RFC(v2): Audit Kernel Container IDs

Casey Schaufler casey at schaufler-ca.com
Tue Oct 17 16:43:18 UTC 2017

On 10/17/2017 8:44 AM, James Bottomley wrote:
> On Tue, 2017-10-17 at 11:28 -0400, Simo Sorce wrote:
>>> Without a *kernel* policy on containerIDs you can't say what
>>> security policy is being exempted.
>> The policy has been basically stated earlier.
>> A way to track a set of processes from a specific point in time
>> forward. The name used is "container id", but it could be anything.
>> This marker is mostly used by user space to track process hierarchies
>> without races, these processes can be very privileged, and must not
>> be allowed to change the marker themselves when granted the current
>> common capabilities.
>> Is this a good enough description ? If not can you clarify your
>> expectations ?
> I think you mean you want to be able to apply a label to a process
> which is inherited across forks.

That would be PTAGS. I agree that such a general mechanism
could be very useful for a variety of purposes, not just
containers. I do not agree that a single integer (e.g. a
containerID) warrants more than trivial mechanism.

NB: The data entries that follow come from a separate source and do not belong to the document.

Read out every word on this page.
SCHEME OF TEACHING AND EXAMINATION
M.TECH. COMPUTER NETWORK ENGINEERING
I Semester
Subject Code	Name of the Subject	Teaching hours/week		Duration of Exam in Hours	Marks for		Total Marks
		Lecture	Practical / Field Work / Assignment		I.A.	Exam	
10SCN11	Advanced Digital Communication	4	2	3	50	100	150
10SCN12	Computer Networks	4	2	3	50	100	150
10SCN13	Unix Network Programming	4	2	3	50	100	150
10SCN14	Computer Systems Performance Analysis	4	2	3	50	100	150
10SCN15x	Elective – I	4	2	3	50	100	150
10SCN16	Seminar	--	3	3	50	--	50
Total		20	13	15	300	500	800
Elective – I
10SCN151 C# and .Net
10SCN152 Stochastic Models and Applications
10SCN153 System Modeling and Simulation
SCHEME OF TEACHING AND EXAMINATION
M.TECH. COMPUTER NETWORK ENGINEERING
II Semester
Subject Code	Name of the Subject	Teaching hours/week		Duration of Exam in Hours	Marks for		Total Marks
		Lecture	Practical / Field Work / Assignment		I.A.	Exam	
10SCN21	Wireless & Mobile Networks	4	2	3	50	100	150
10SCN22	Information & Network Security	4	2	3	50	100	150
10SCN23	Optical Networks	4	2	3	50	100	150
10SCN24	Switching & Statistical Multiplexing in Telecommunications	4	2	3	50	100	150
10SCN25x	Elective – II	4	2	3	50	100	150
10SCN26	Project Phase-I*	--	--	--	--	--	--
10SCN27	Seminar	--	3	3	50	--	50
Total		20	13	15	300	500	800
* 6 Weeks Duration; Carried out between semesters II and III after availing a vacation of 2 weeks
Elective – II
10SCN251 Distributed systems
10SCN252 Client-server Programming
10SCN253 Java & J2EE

> The label should only be susceptible
> to modification by something possessing a capability (which one TBD).

I think that the reason we're going to have crying and gnashing
of teeth is that whatever capability is used. There will always be
an issue of the capability granted being less specific than the
application security model would like.

And no, we're not going down the 330 capabilities road. It's been
done in the UNIX world. Application security models hate that
just as much as they hate the coarser granularity.

> The idea is that processes spawned into a container would be labelled
> by the container orchestration system.  It's unclear what should happen
> to processes using nsenter after the fact, but policy for that should
> be up to the orchestration system.

I'm fine with that. The user space policy can be anything y'all like.

> The label will be used as a tag for audit information.

Deep breath ...

Which *is* a kernel security policy mechanism. Since the "label"
is part of the audit information that the kernel is guaranteeing
changing it would be covered by CAP_AUDIT_CONTROL. If the kernel
does not use the "label" for any other purpose this is the only
capability that makes sense for it.

> I think you were missing label inheritance above.
> The security implications are that anything that can change the label
> could also hide itself and its doings from the audit system and thus
> would be used as a means to evade detection.  

Yes. This is a consequence of the capability granularity. There is
no way we can make the capability granularity sufficiently fine to
prevent this. No one wants the 330 capabilities that Data General
had in their secure UNIX system. 

> I actually think this
> means the label should be write once (once you've set it, you can't
> change it) and orchestration systems should begin as unlabelled
> processes allowing them to do arbitrary forks.
> For nested containers, I actually think the label should be
> hierarchical, so you can add a label for the new nested container but
> it still also contains its parents label as well.

You can't support this reasonably with a single containerID.
You want PTAGS for this. I know that there is resistance to
requiring anything beyond what's in the base kernel (and for
good reasons) for containers. Especially something that is
pending future work. But let's not jam something into the base
kernel that isn't really going to address the issue.